The petition has three main points explaining the desire for transparency. The first cites educational losses, the second the need to hold faculty members accountable for their decision, and the third the responsibility of students to make Puget Sound accepting of students from all backgrounds.
“We believe that the professors who voted against the requirement must be held accountable for voting to perpetuate the unacceptable state of our curriculum prior to the introduction to the overlay requirement,” the petition reads.
While it is understood that KNOW will not fix all diversity issues at the University, signers of the petition believe the program would create positive changes.
“Any argument to the contrary is ridiculous because despite progress the university has made the state of our diversity efforts remain unacceptable because there are obviously members or groups within the administration and faculty resistant to change,” the petition reads. “…We therefore request the release of the names of all faculty who voted on the diversity overlay requirement and the names of those who abstained.”
In an e-mail sent to all campus members, Academic Vice President and Dean of the University Kristine Bartanen addressed the petition and values of campus.
“I affirm clearly that it is counterproductive to assume that a vote against the KNOW proposal is a vote against an inclusive community,” Bartanen said. “…Rather, the vote is an indication of a range of disagreement about the best way in which to foster such a community and implement a requirement.”
“A vote against the proposal…should not be interpreted as a vote against diversity or in opposition to an open and welcoming community,” President Ronald R. Thomas said.
Bartanen further explained that there are ranges of teaching methods within the faculty, and that it was partially due to these divisions that votes were divided.

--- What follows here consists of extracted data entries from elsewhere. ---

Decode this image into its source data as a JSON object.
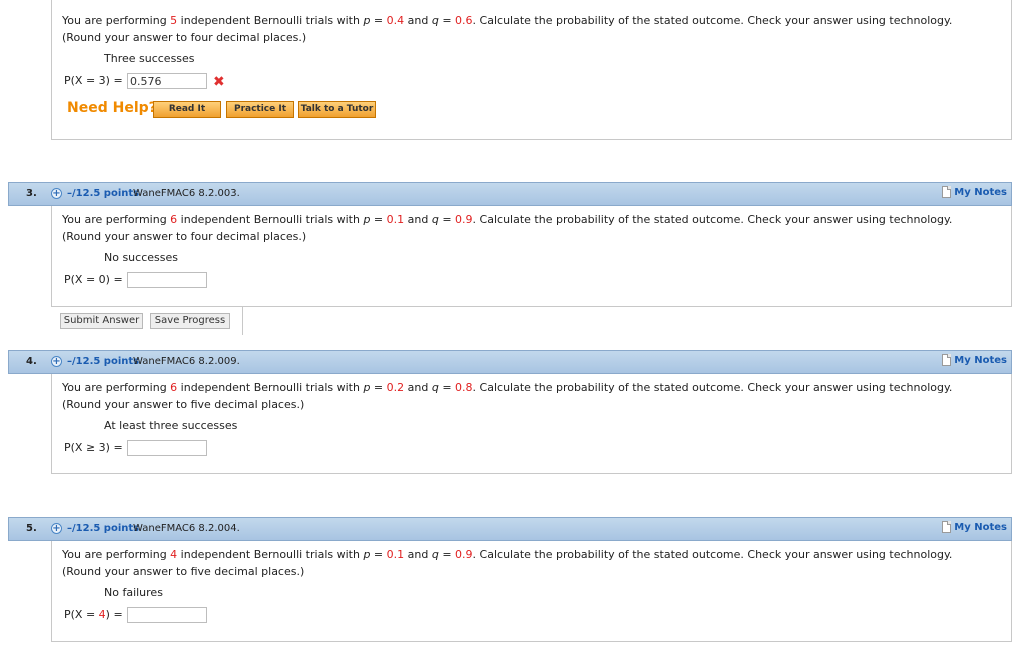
{
  "q2": {
    "text_parts": [
      "You are performing ",
      "5",
      " independent Bernoulli trials with ",
      "p",
      " = ",
      "0.4",
      " and ",
      "q",
      " = ",
      "0.6",
      ". Calculate the probability of the stated outcome. Check your answer using technology. (Round your answer to four decimal places.)"
    ],
    "outcome": "Three successes",
    "answer_label": "P(X = 3) =",
    "answer_value": "0.576",
    "status_icon": "x-icon",
    "need_help": "Need Help?",
    "help_buttons": [
      "Read It",
      "Practice It",
      "Talk to a Tutor"
    ]
  },
  "q3": {
    "number": "3.",
    "points": "–/12.5 points",
    "source": "WaneFMAC6 8.2.003.",
    "my_notes": "My Notes",
    "text_parts": [
      "You are performing ",
      "6",
      " independent Bernoulli trials with ",
      "p",
      " = ",
      "0.1",
      " and ",
      "q",
      " = ",
      "0.9",
      ". Calculate the probability of the stated outcome. Check your answer using technology. (Round your answer to four decimal places.)"
    ],
    "outcome": "No successes",
    "answer_label": "P(X = 0) =",
    "answer_value": "",
    "submit_label": "Submit Answer",
    "save_label": "Save Progress"
  },
  "q4": {
    "number": "4.",
    "points": "–/12.5 points",
    "source": "WaneFMAC6 8.2.009.",
    "my_notes": "My Notes",
    "text_parts": [
      "You are performing ",
      "6",
      " independent Bernoulli trials with ",
      "p",
      " = ",
      "0.2",
      " and ",
      "q",
      " = ",
      "0.8",
      ". Calculate the probability of the stated outcome. Check your answer using technology. (Round your answer to five decimal places.)"
    ],
    "outcome": "At least three successes",
    "answer_label": "P(X ≥ 3) =",
    "answer_value": ""
  },
  "q5": {
    "number": "5.",
    "points": "–/12.5 points",
    "source": "WaneFMAC6 8.2.004.",
    "my_notes": "My Notes",
    "text_parts": [
      "You are performing ",
      "4",
      " independent Bernoulli trials with ",
      "p",
      " = ",
      "0.1",
      " and ",
      "q",
      " = ",
      "0.9",
      ". Calculate the probability of the stated outcome. Check your answer using technology. (Round your answer to five decimal places.)"
    ],
    "outcome": "No failures",
    "answer_label_parts": [
      "P(X = ",
      "4",
      ") ="
    ],
    "answer_value": ""
  },
  "colors": {
    "accent_red": "#e02020",
    "header_blue": "#b4cde6",
    "link_blue": "#1a5bb0",
    "help_orange": "#f08a00"
  }
}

Because the vote has passed and KNOW will be implemented, the campus as a whole was encouraged to work together to help make the overlay successful.
“As I observed the faculty debate over the past year, it was clear that there were many substantive reasons expressed to support the proposal and many that advocated a different pedagogical approach to reaching the objective on principled or practical grounds. The process was in my view very transparent. There was struggle, to be sure. But struggle is always a part of progress,” President Thomas said.
“I suggested further that we will do that work best not by fostering division, or silencing dispute, or casting blame but by continuing open, respectful, learning dialogue in the days ahead,” Bartanen said.
Students, faculty, staff and administrators can have meaningful dialogue about differing perspectives on how best to foster an inclusive community, how to continue to create spaces that invite and honor minoritized voices and how together to hear the complex range of voices that speak to diversity and inclusion both on campus and in society.”
Addressing the petition, the e-mail explained how releasing the names of faculty members was not appropriate, given that professors are not elected officials but rather professional educators. It should also be noted that the student-circulated petition did not address what students were going to do with the released names or why that was important to creating diversity at Puget Sound.
“I believe that we are all interested in creating an inclusive and welcoming campus community, one that challenges us to think critically, to debate ideas humanely, and to be challenged to reach our aspirations,” Bartanen said.
“Continually creating a campus environment that is welcoming and inclusive is an absolutely essential priority for the university, and I am proud to be part of an institution where faculty, students, and staff work together to engage issues and improve the experiences of all members of our community,” President Thomas said.
“…The issue has never been whether or not we as a community are invested in advancing a more diverse and inclusive community, but rather what the faculty, who hold responsibility for the curriculum, believe to be the best way to integrate these values into our curriculum.”